Snapshots at Sea has been really popular since it launched, but we at Zooniverse wanted to actually test this more rigorously to see if we should recommend it to other research teams. So in June, we launched an experiment that simultaneously ran two versions of Snapshots at Sea – one cascade filtering version (that we call the “Yes/No workflow”) and one more traditional version (the “Survey workflow”) that looks like your standard camera trap project.

This figure provides a flowchart for each workflow, showing the different questions and the retirement rules.

Snapshots at Sea workflow design: Flowchart details the questions, retirement rules, and thresholds for passing images onto subsequent steps on each implementation of Snapshots at Sea. Additional details of each workflow are described in the text under Methods: Data Collection.

And this figure shows the hourly and cumulative classifications for each workflow. Since the Yes/No workflow ultimately requires more classifications (because each classification doesn’t contain quite as much information as one from the Survey workflow), the cumulative classifications are shown as the proportion of classifications needed for completion.

Instantaneous and cumulative classifications through time for each Snapshots at Sea workflow: Cumulative classifications are plotted as the proportion of total required to complete the dataset (n = 66,320 for the Survey workflow and n = 95,195 for the Yes/No workflow). Data additions are indicated in gray dashed vertical lines, newsletters in blue. The Yes/No workflow was completed on June 27 and de-activated (removed from the website) on July 5.

You can see that the Yes/No workflow got a lot more action! In fact, all four Yes/No questions were completed in half the time it took to complete the Survey workflow. This is probably because Yes/No classifications were so fast to do. They took anywhere from 1 second (on the mobile swipe app) to 3 seconds, while Survey classifications took 8-10 seconds.

Length of time to complete classifications on each workflow: Classification duration in seconds (calculated as time that an image loaded into a volunteer’s browser to the time that “Done” was selected) for each workflow across different devices. Median durations given in black text above the median line; sample sizes given in gray text below the median line. Note that the Y-axis is on a Log10 scale.

Importantly, accuracy was pretty similar across each workflow; aggregated volunteer answers agreed with Ted’s answers 95-99% of the time.
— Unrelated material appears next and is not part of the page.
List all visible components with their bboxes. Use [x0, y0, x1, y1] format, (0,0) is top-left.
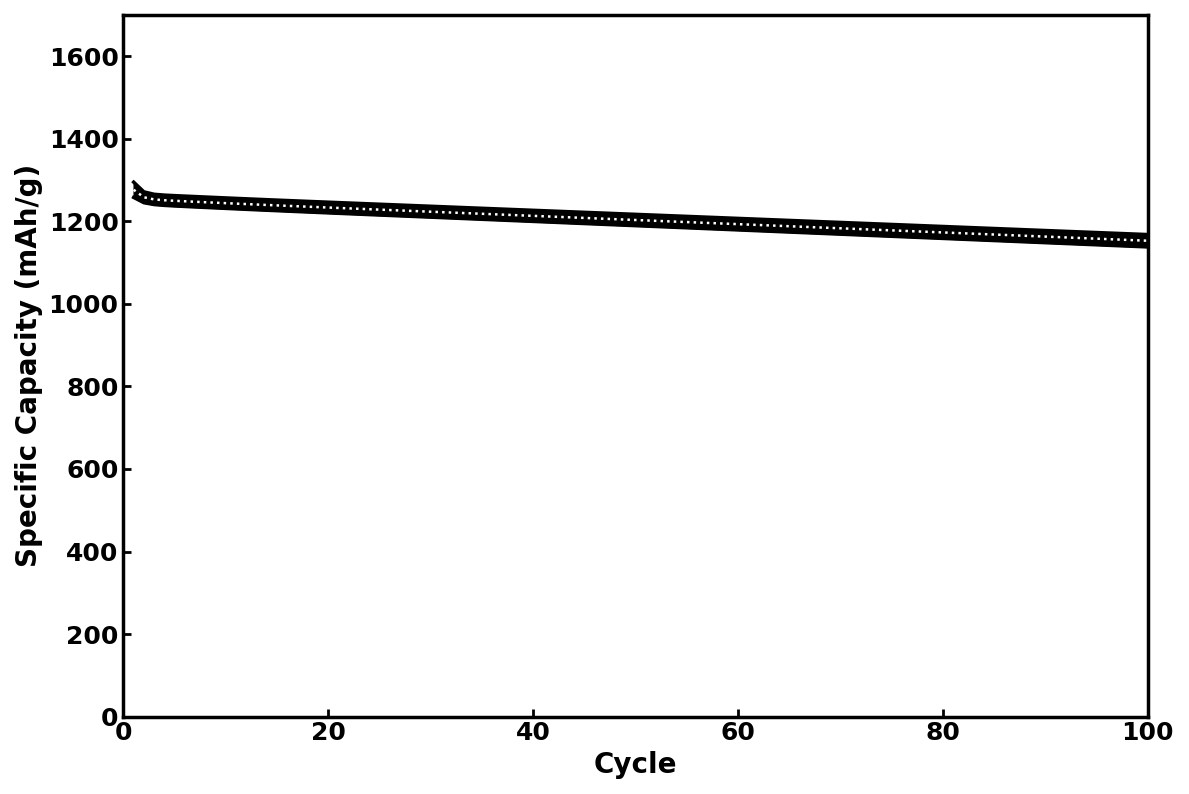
Y-axis label: Specific Capacity (mAh/g): Specific Capacity (mAh/g) [15, 164, 43, 568]
X-axis label: Cycle: Cycle [593, 751, 678, 779]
So, cascade filtering seems to work really, really well when it comes to producing results. But what about for the volunteer community? Not only do we want to produce scientific results, but we also want to provide opportunities for deeper engagement and learning. There was some evidence that folks might comment less on Talk when classifying on the Yes/No workflow – possibly because it would break up the “flow” of classifications, but also maybe because the interface doesn’t encourage it. (We actually realized that the mobile swipe app doesn’t seem to provide any way to get to Talk!! Ack! Something that is on our list to fix ASAP.) But we also saw more super active classifiers on the Yes/No workflow, with twice as many folks who had made >1,000 classifications (during the experiment, that is – I’m sure many of you have contributed wayyyy more than that overall). This kind of extended activity is generally good, because many other Zooniverse studies have shown that the longer folks stay around a project, the more chance there is of discovering something new or learning about science (check out these papers at https://arxiv.org/pdf/1601.05973v1.pdf and http://eprints.whiterose.ac.uk/86535/.

Interestingly, when we asked you what you all thought about the two different workflows, we found that, surprise!, different people like different styles.

Workflow Preference: The number of volunteers who reported preferring each workflow. Note that we limited responses to those volunteers who had actually tried both workflows.

While the cascade filtering approach was a bit more popular, it was really telling to hear why people liked each approach. Some preferred the Yes/No questions because they were quick and easy and people felt like they were contributing something right away; those who liked the Survey enjoyed being able to provide a more robust and complete classification. My favorite revelation was that sometimes people preferred different workflows depending on their mood.

So! All in all, we’re pretty happy with cascade filtering. Now, it doesn’t work for every project: Snapshots at Sea really just needed to know about one species, and the number of Yes/No questions needed for something like Snapshot Serengeti would probably be overwhelming. But we’re exploring ways to add a cascade filtering step to other projects, like we’ve done to filter out empties and vehicles on Camera CATalogue.

We’ve just submitted this work as a scientific article to the journal Citizen Science: Theory and Practice, and we’ll let you know if and when it’s published. It’s been so much fun to explore what makes a project work, and we’d never be able to do any of this without your help. So thanks again for all that you do!